2015年5月1日23時01分
物流大手・佐川急便の梱包(こんぽう)資材などを手がける印刷会社「佐川印刷」(京都府向日市)で、元財務・経理担当役員の男性(61)が昨年までの5年間にわたり、グループ会社の資金約80億円を取締役会の決議を経ずに不正流用した疑いがあることが1日、同社への取材でわかった。同社は元役員を業務上横領容疑などで京都地検に告訴する方針。
佐川印刷によると、今年1月、グループ会社「エスピータック」(京都府亀岡市)の口座から多額の資金が第三者に流れていることが外部からの指摘で発覚。社内調査で元役員の関与が分かり、不透明な出金は総額約80億円にのぼった。元役員は調査に「将来の個人的な資金を確保しようと思ってやった」と釈明。その後、依願退職したという。
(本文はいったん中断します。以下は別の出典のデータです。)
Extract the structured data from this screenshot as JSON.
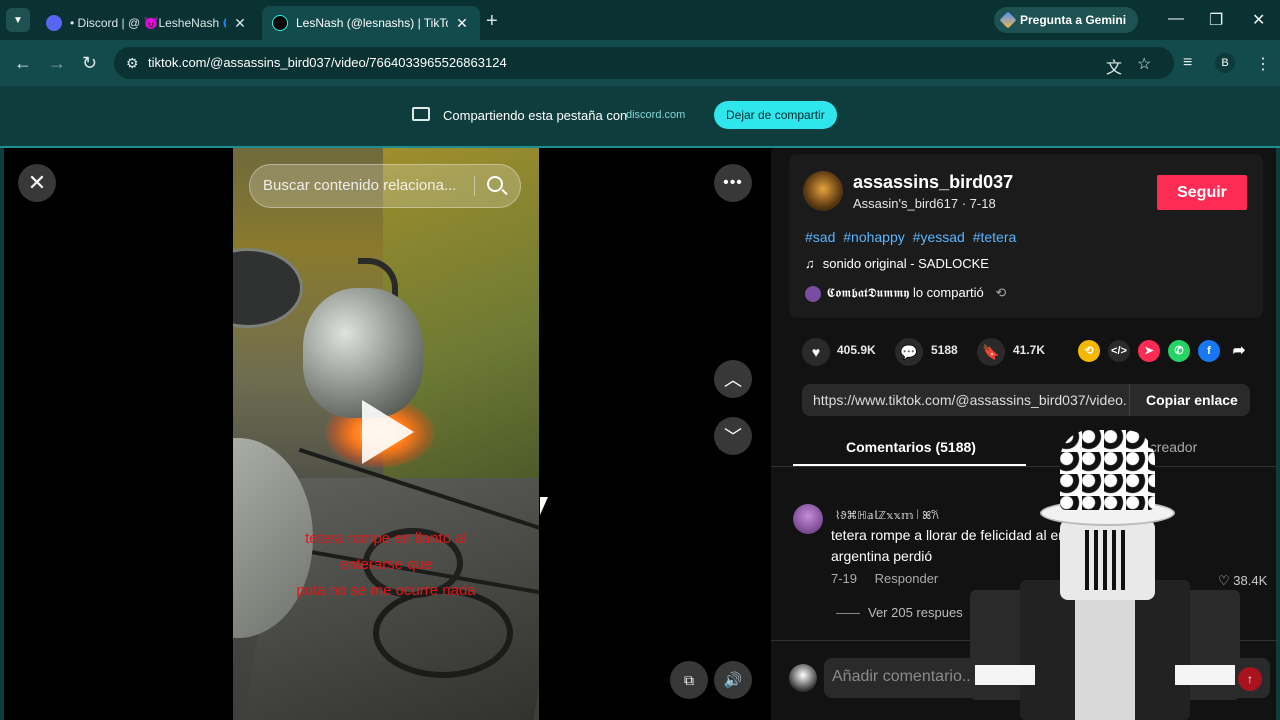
{
  "browser": {
    "tabs": [
      {
        "title": "• Discord | @ 😈LesheNash 🌀",
        "active": false
      },
      {
        "title": "LesNash (@lesnashs) | TikTok",
        "active": true
      }
    ],
    "new_tab": "+",
    "gemini_label": "Pregunta a Gemini",
    "url": "tiktok.com/@assassins_bird037/video/7664033965526863124",
    "profile_initial": "B",
    "window_controls": {
      "minimize": "—",
      "restore": "❐",
      "close": "✕"
    }
  },
  "sharing": {
    "text": "Compartiendo esta pestaña con",
    "domain": "discord.com",
    "stop_label": "Dejar de compartir"
  },
  "video": {
    "search_placeholder": "Buscar contenido relaciona...",
    "caption_lines": [
      "tetera rompe en llanto al",
      "enterarse que",
      "puta no se me ocurre nada"
    ]
  },
  "post": {
    "username": "assassins_bird037",
    "subline": "Assasin's_bird617 · 7-18",
    "follow_label": "Seguir",
    "hashtags": [
      "#sad",
      "#nohappy",
      "#yessad",
      "#tetera"
    ],
    "sound": "sonido original - SADLOCKE",
    "shared_by": "𝕮𝖔𝖒𝖇𝖆𝖙𝕯𝖚𝖒𝖒𝖞 lo compartió",
    "likes": "405.9K",
    "comments_count": "5188",
    "saves": "41.7K",
    "link": "https://www.tiktok.com/@assassins_bird037/video...",
    "copy_link_label": "Copiar enlace"
  },
  "tabs": {
    "comments": "Comentarios (5188)",
    "creator": "el creador"
  },
  "comment": {
    "user": "⌇ϑ⌘ℍ𝕒𝕝ℤ𝕩𝕩𝕞꒐ꕤ𐙚",
    "text": "tetera rompe a llorar de felicidad al enterarse que argentina perdió",
    "date": "7-19",
    "reply_label": "Responder",
    "likes": "38.4K",
    "view_replies": "Ver 205 respues"
  },
  "composer": {
    "placeholder": "Añadir comentario..."
  },
  "colors": {
    "accent_follow": "#fe2c55",
    "hashtag": "#5bb4ff",
    "caption": "#e01818",
    "browser_teal": "#134a4b",
    "share_button": "#2ee6ec"
  },
  "icons": [
    "close-icon",
    "more-icon",
    "chevron-up-icon",
    "chevron-down-icon",
    "play-icon",
    "search-icon",
    "heart-icon",
    "comment-icon",
    "bookmark-icon",
    "volume-icon",
    "pip-icon"
  ]
}
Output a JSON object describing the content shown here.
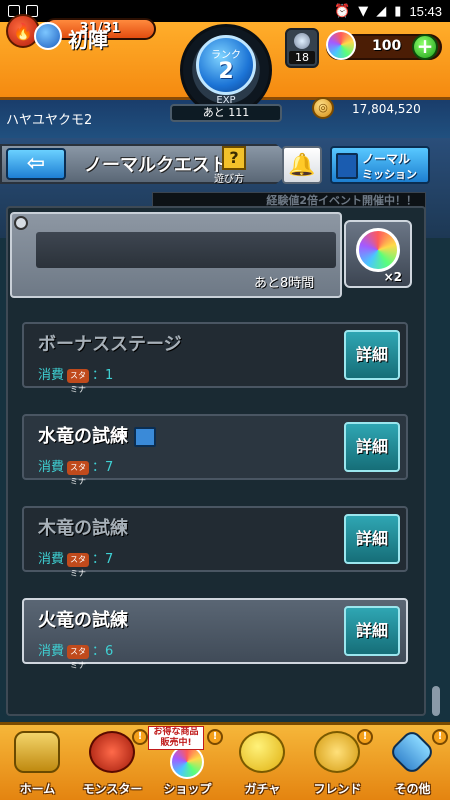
{
  "status_bar": {
    "time": "15:43"
  },
  "header": {
    "stamina": "31/31",
    "stamina_fraction": 1.0,
    "rank_label": "ランク",
    "rank": "2",
    "exp_label": "EXP",
    "exp_remaining": "あと 111",
    "gem_count": "18",
    "orb_count": "100",
    "plus_label": "+"
  },
  "player": {
    "name": "ハヤユヤクモ2",
    "coins": "17,804,520"
  },
  "quest_bar": {
    "back_arrow": "⇦",
    "title": "ノーマルクエスト",
    "help_icon": "?",
    "help_label": "遊び方",
    "mission_line1": "ノーマル",
    "mission_line2": "ミッション"
  },
  "event_banner": "経験値2倍イベント開催中！！",
  "featured": {
    "title": "初陣",
    "remaining": "あと8時間",
    "reward_multiplier": "×2"
  },
  "stages": [
    {
      "name": "ボーナスステージ",
      "cost_label": "消費",
      "stamina_word": "スタミナ",
      "cost": "：1",
      "detail_label": "詳細"
    },
    {
      "name": "水竜の試練",
      "cost_label": "消費",
      "stamina_word": "スタミナ",
      "cost": "：7",
      "detail_label": "詳細"
    },
    {
      "name": "木竜の試練",
      "cost_label": "消費",
      "stamina_word": "スタミナ",
      "cost": "：7",
      "detail_label": "詳細"
    },
    {
      "name": "火竜の試練",
      "cost_label": "消費",
      "stamina_word": "スタミナ",
      "cost": "：6",
      "detail_label": "詳細"
    }
  ],
  "promo_tag": {
    "line1": "お得な商品",
    "line2": "販売中!"
  },
  "bottom_nav": [
    {
      "label": "ホーム",
      "badge": ""
    },
    {
      "label": "モンスター",
      "badge": "!"
    },
    {
      "label": "ショップ",
      "badge": "!"
    },
    {
      "label": "ガチャ",
      "badge": ""
    },
    {
      "label": "フレンド",
      "badge": "!"
    },
    {
      "label": "その他",
      "badge": "!"
    }
  ]
}
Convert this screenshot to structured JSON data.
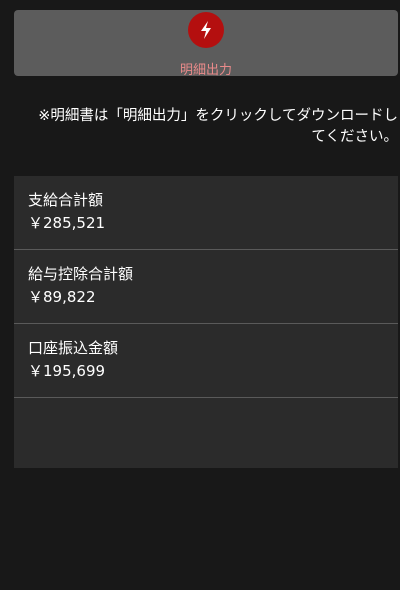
{
  "export_button": {
    "label": "明細出力",
    "icon": "lightning-icon",
    "icon_color": "#b40f0f"
  },
  "notice": {
    "line1": "※明細書は「明細出力」をクリックしてダウンロードし",
    "line2": "てください。"
  },
  "summary": {
    "rows": [
      {
        "label": "支給合計額",
        "value": "￥285,521"
      },
      {
        "label": "給与控除合計額",
        "value": "￥89,822"
      },
      {
        "label": "口座振込金額",
        "value": "￥195,699"
      }
    ]
  }
}
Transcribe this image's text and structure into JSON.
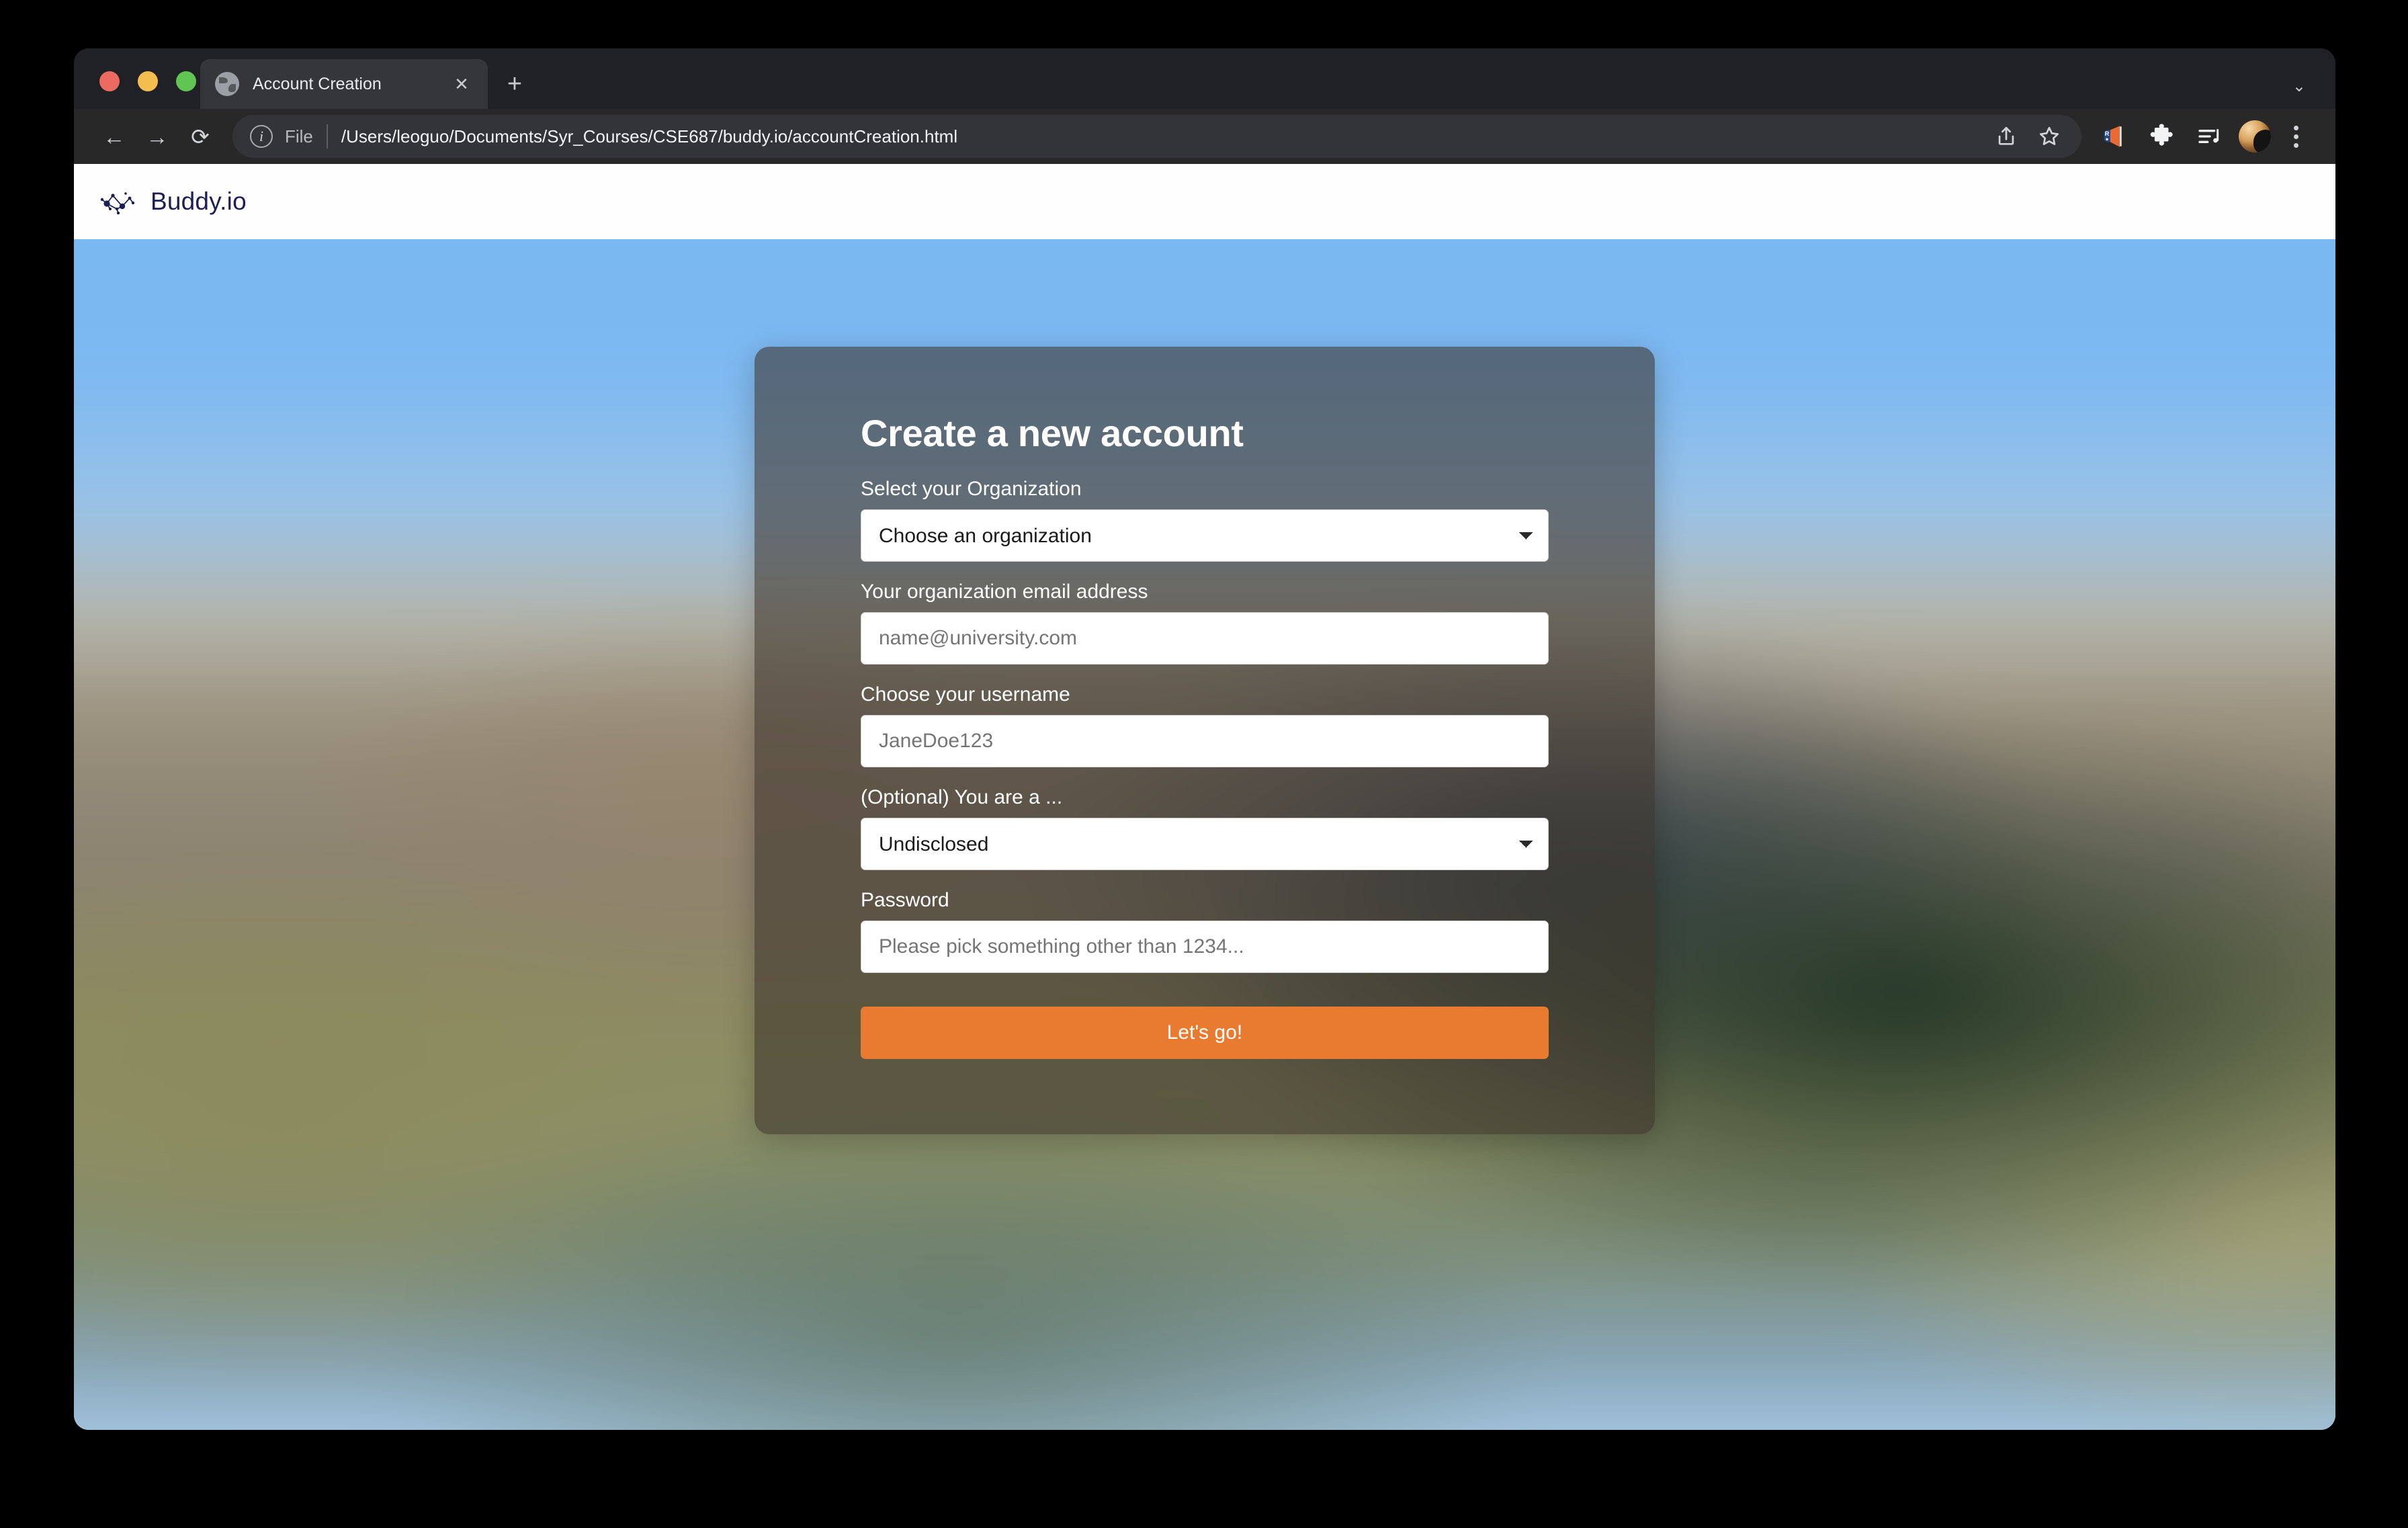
{
  "browser": {
    "tab": {
      "title": "Account Creation",
      "close_label": "✕",
      "favicon": "globe-icon"
    },
    "new_tab_label": "+",
    "tabstrip_chevron": "⌄",
    "nav": {
      "back": "←",
      "forward": "→",
      "reload": "⟳"
    },
    "omnibox": {
      "scheme_label": "File",
      "url": "/Users/leoguo/Documents/Syr_Courses/CSE687/buddy.io/accountCreation.html",
      "info_icon_label": "i"
    },
    "toolbar_icons": [
      "share-icon",
      "bookmark-star-icon",
      "megaphone-icon",
      "extensions-puzzle-icon",
      "media-playlist-icon",
      "profile-avatar",
      "browser-menu-icon"
    ]
  },
  "site": {
    "brand": "Buddy.io",
    "logo": "network-nodes-icon"
  },
  "form": {
    "title": "Create a new account",
    "organization": {
      "label": "Select your Organization",
      "selected": "Choose an organization"
    },
    "email": {
      "label": "Your organization email address",
      "placeholder": "name@university.com",
      "value": ""
    },
    "username": {
      "label": "Choose your username",
      "placeholder": "JaneDoe123",
      "value": ""
    },
    "role": {
      "label": "(Optional) You are a ...",
      "selected": "Undisclosed"
    },
    "password": {
      "label": "Password",
      "placeholder": "Please pick something other than 1234...",
      "value": ""
    },
    "submit_label": "Let's go!"
  },
  "colors": {
    "accent_orange": "#e87b30",
    "brand_navy": "#1b1f55",
    "card_overlay": "rgba(60,52,44,0.60)",
    "sky_blue": "#79b7f2",
    "chrome_dark": "#282828"
  }
}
調査で判明した流出先は、元役員の知人男性が関与したシンガポールでの自動車レース運営資金(約54億円)▽元役員が代表取締役だった別会社の資金(約15・5億円)▽京都府南丹市にあるゴルフ場の買収資金(約7・2億円)▽モンゴルの金融機関の増資に関する資金(約4億円)。
不正流用を知った佐川印刷は資金の回収に着手。元役員の知人男性の会社が買収したゴルフ場運営会社の株式や、元役員が所有していた京都市内のマンションなどについて仮差し押さえを京都地裁に申請し、4月までに認められたという。
元役員は1983年に佐川印刷に入社。03年にグループ全体の資金管理を担う財務・経理部長に就き、12年から担当役員に。子会社の銀行印を自由に使える立場にあり、決裁権限を一手に握っていたという。
佐川印刷の月田豊二副社長は「チェック機能が働かず、資金の管理体制に甘さがあった。申し訳ない」としている。京都市内に自宅がある元役員とは連絡がとれず、海外にいる可能性もあるという。
信用調査会社によると、佐川印刷は1970年創業。従業員は約1370人。2014年4月期の売上高は681億4200万円。佐川急便と、その持ち株会社の会長が計10%以上の株式を保有している。